English Revival/Federation style
The architectural style that is often referred to as ‘Federation’ is one of Sydney’s characteristic house forms.
It is typically indentified by red terracotta roof tiles, unpainted red brick walls, decorative timber detailing of varying complexity and high pitched gabled roof planes. The name ‘Federation’ is derived from the period in which this broad style was most popular – the decades before and after the Federation of Australia’s colonies in 1901 and the consequent establishment of the Commonwealth of Australia.
The architectural historians Richard Apperley, Robert Irving and Peter Reynolds have divided ‘Federation’ domestic architecture into several sub-styles. The most common in North Sydney are ‘Queen Anne’, ‘Arts and Crafts’ and the ‘Federation Bungalow’. At Home in North Sydney employs the broader descriptive term English Revival/Federation to avoid too much detailed description.

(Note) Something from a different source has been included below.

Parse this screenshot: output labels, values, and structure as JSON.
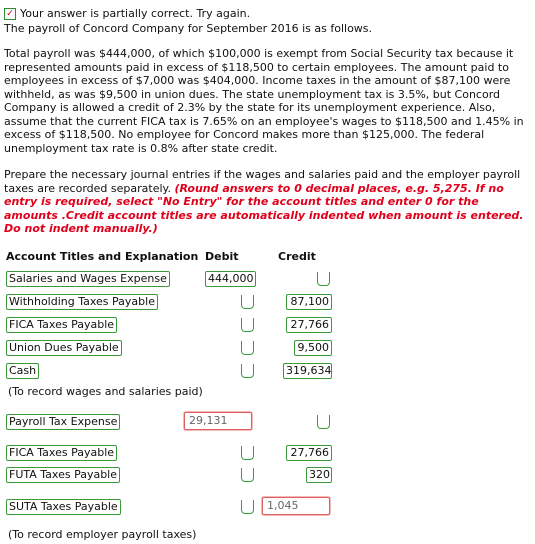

Paradoxically, given the association with the formation of the Australian nation and the related rise of a distinctive national identity, all the Federation styles draw inspiration from contemporary English Revival architecture. Occasionally Australian motifs in the form of native flora and fauna, such as Lyre Birds or the distinctive Waratah and Flannel flowers, were used in stained glass or patterned plaster ceilings in these Sydney homes. But the overall adoption of the English Revival aesthetic is indicative of the strong cultural influence of the centre of Empire over the city at its far periphery.
The English Revival movement gained popularity in Britain in the mid to late 1800s as it looked for inspiration to vernacular examples of English architecture rather than to classical or continental styles. The work of AWN Pugin and John Ruskin in popularising Gothic architecture in the first half of the 19th century, laid the groundwork for others to use design elements and motifs derived from early-English and medieval homes, churches, farm houses and fortifications. Where classical architecture emphasised the importance of symmetry, English Revival celebrated variability – sometimes referred to as the aesthetic of the ‘picturesque’. Exteriors tended to be asymmetrical with elements such as a turret or unexpected circular window added for interest and delight. In this respect English Revival architecture was a reaction against a formulaic and predictable Georgian classicism.

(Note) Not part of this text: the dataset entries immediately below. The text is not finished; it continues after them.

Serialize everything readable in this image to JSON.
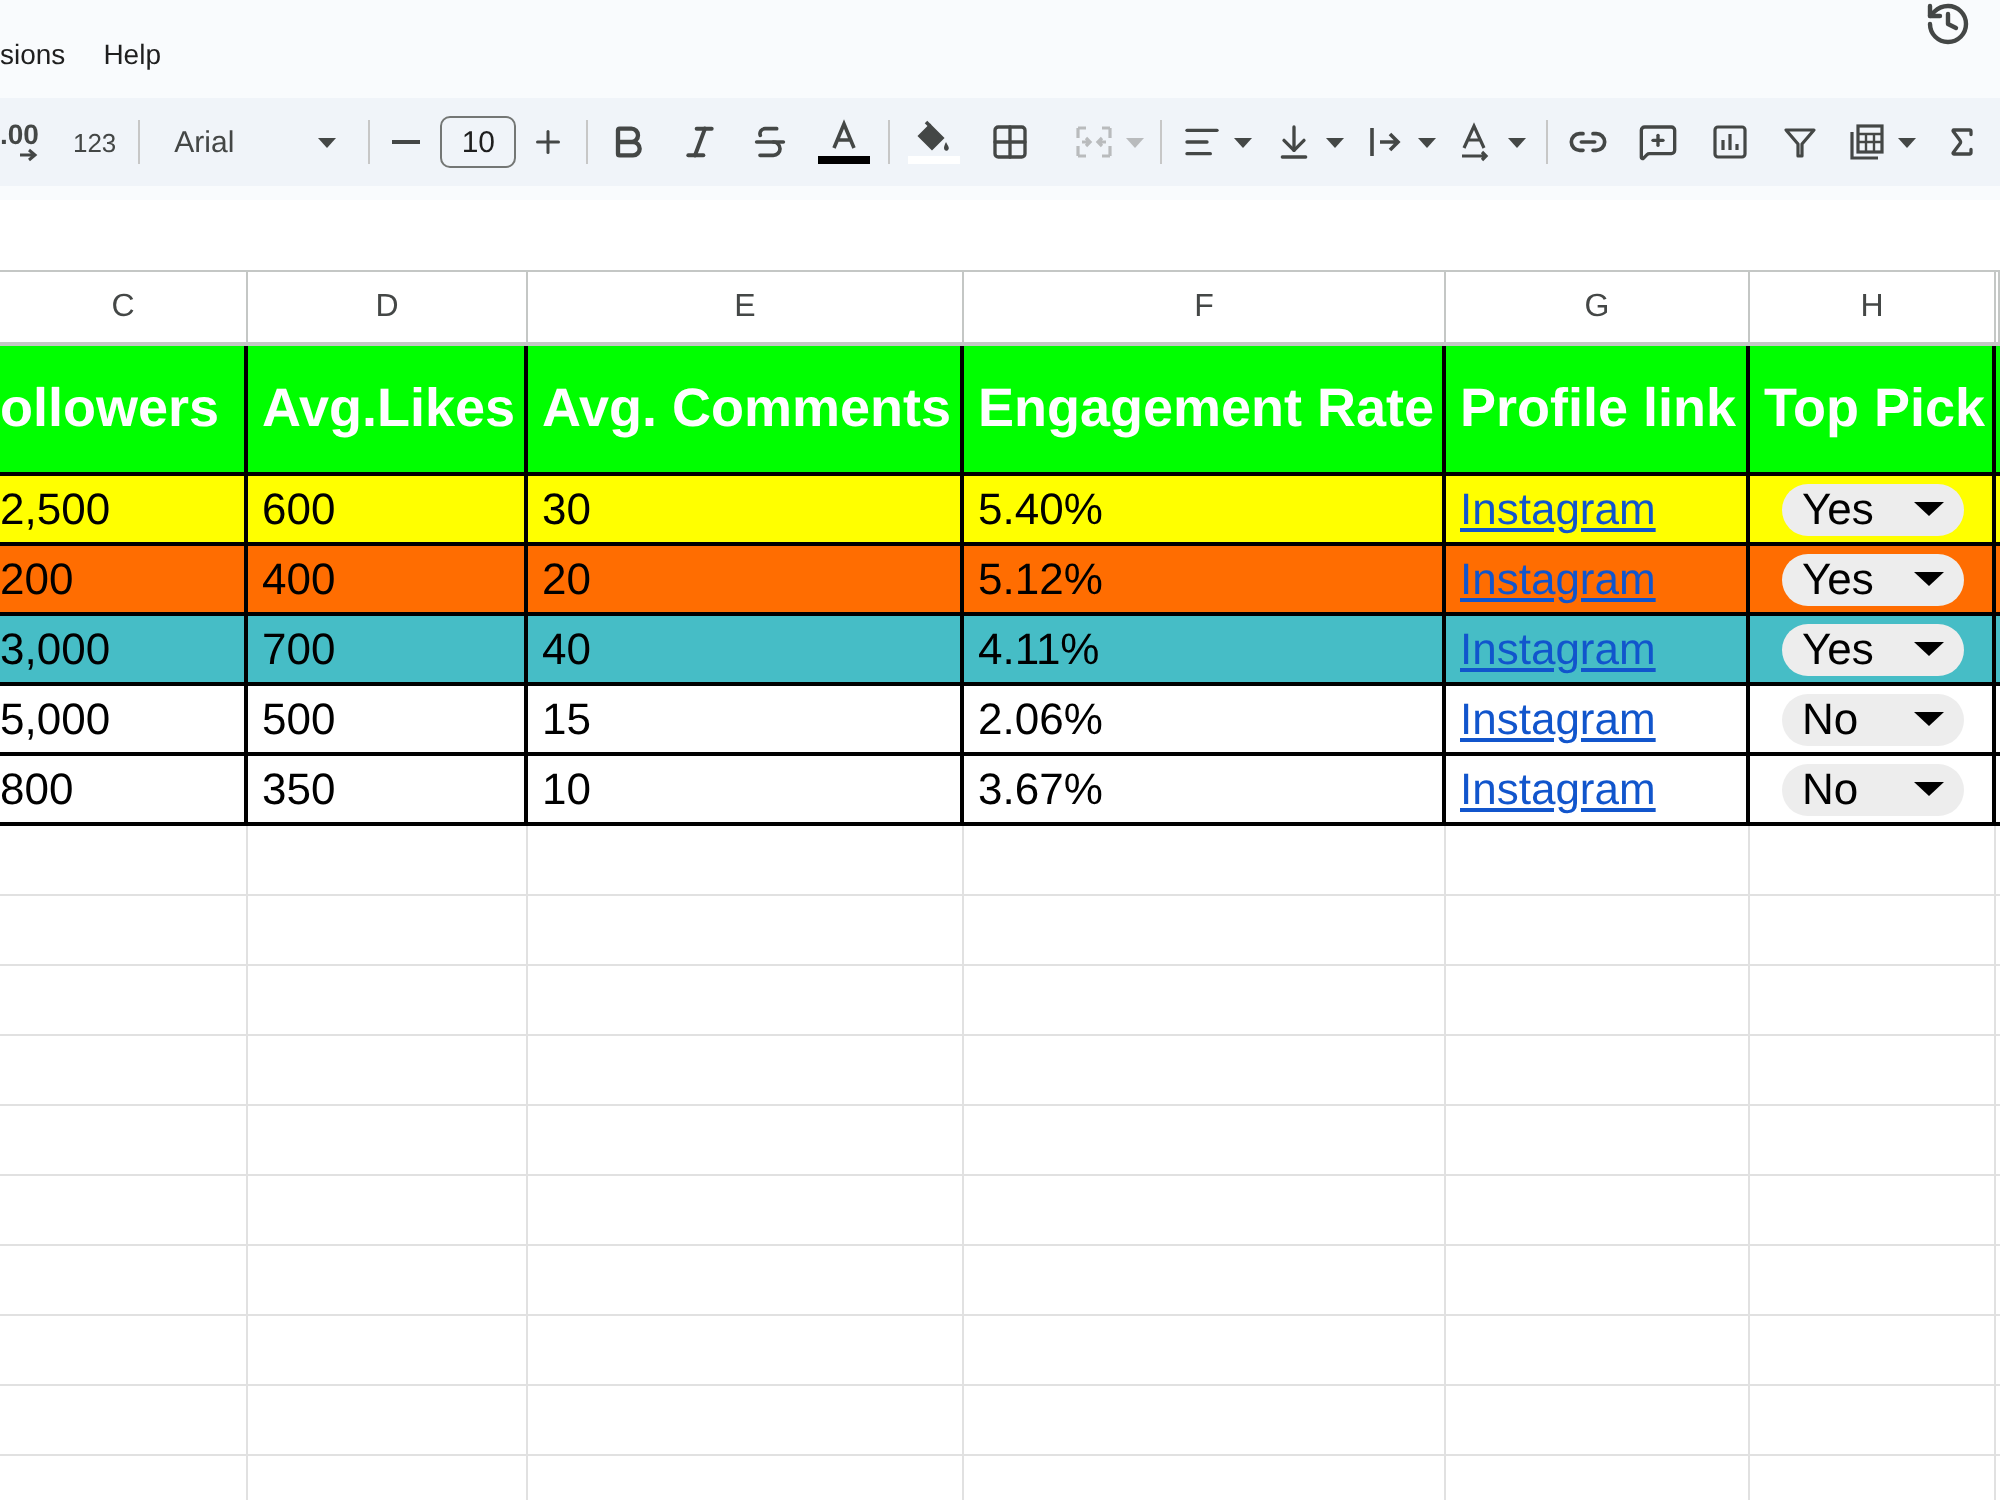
{
  "menu_bar": {
    "items": [
      "sions",
      "Help"
    ]
  },
  "toolbar": {
    "decimal_button": ".00",
    "number_format_button": "123",
    "font_family": "Arial",
    "font_size": "10",
    "merge_button": {
      "disabled": true
    }
  },
  "sheet": {
    "column_letters": [
      "C",
      "D",
      "E",
      "F",
      "G",
      "H"
    ],
    "header": [
      "ollowers",
      "Avg.Likes",
      "Avg. Comments",
      "Engagement Rate",
      "Profile link",
      "Top Pick"
    ],
    "rows": [
      {
        "color": "#ffff00",
        "followers": "2,500",
        "avg_likes": "600",
        "avg_comments": "30",
        "engagement_rate": "5.40%",
        "profile_link": "Instagram",
        "top_pick": "Yes"
      },
      {
        "color": "#ff6d01",
        "followers": "200",
        "avg_likes": "400",
        "avg_comments": "20",
        "engagement_rate": "5.12%",
        "profile_link": "Instagram",
        "top_pick": "Yes"
      },
      {
        "color": "#46bdc6",
        "followers": "3,000",
        "avg_likes": "700",
        "avg_comments": "40",
        "engagement_rate": "4.11%",
        "profile_link": "Instagram",
        "top_pick": "Yes"
      },
      {
        "color": "#ffffff",
        "followers": "5,000",
        "avg_likes": "500",
        "avg_comments": "15",
        "engagement_rate": "2.06%",
        "profile_link": "Instagram",
        "top_pick": "No"
      },
      {
        "color": "#ffffff",
        "followers": "800",
        "avg_likes": "350",
        "avg_comments": "10",
        "engagement_rate": "3.67%",
        "profile_link": "Instagram",
        "top_pick": "No"
      }
    ]
  }
}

The aesthetic can also be seen as a rejection of the modern world of darkened cities, factories and mass production in that it celebrated traditional craftsmanship through the varied use of materials such as stone, brick, shingle and timber. Fine detailing and natural ‘organic’ shapes - flowers in particular - were important.
Contemporary North American architecture, too, was influenced by this craft revival. It, in turn, influenced aspects of Australian architectural design, particularly with the local adoption of the wall hung timber shingle. These were widely used in Neutral Bay from the late 1800s to the first decades of the 20th century.
The Queen Anne style took its name from the British monarch of late 17th century but, in reality, derived inspiration from the Tudor and other earlier periods. In Sydney its clearest identifying features are tall striated brick chimneys, striped Tudor-style batons on gables called half timbering, overhanging upper-storey windows called oriels and ornamental timber work particularly on verandahs. Richard Norman Shaw was its most influential British exponent in the late 19th century.
Even more than Queen Anne, Arts and Crafts celebrates the artisanship of the carpenter, bricklayer, mason, plasterer and glazier. It placed added emphasis on the variation of materials. But the elements of the design tend to be less flamboyant and overtly historical than those in Queen Anne. The rough-cast wall is an important component of the style, adding another form of natural finish. The designer William Morris is most often associated with this movement in Britain.
The Federation Bungalow style employed design elements of the other two styles but usually in a simplified fashion. It was typically single storey with emphasis on the verandah; the element that characterised the original bungalow derived from colonial India.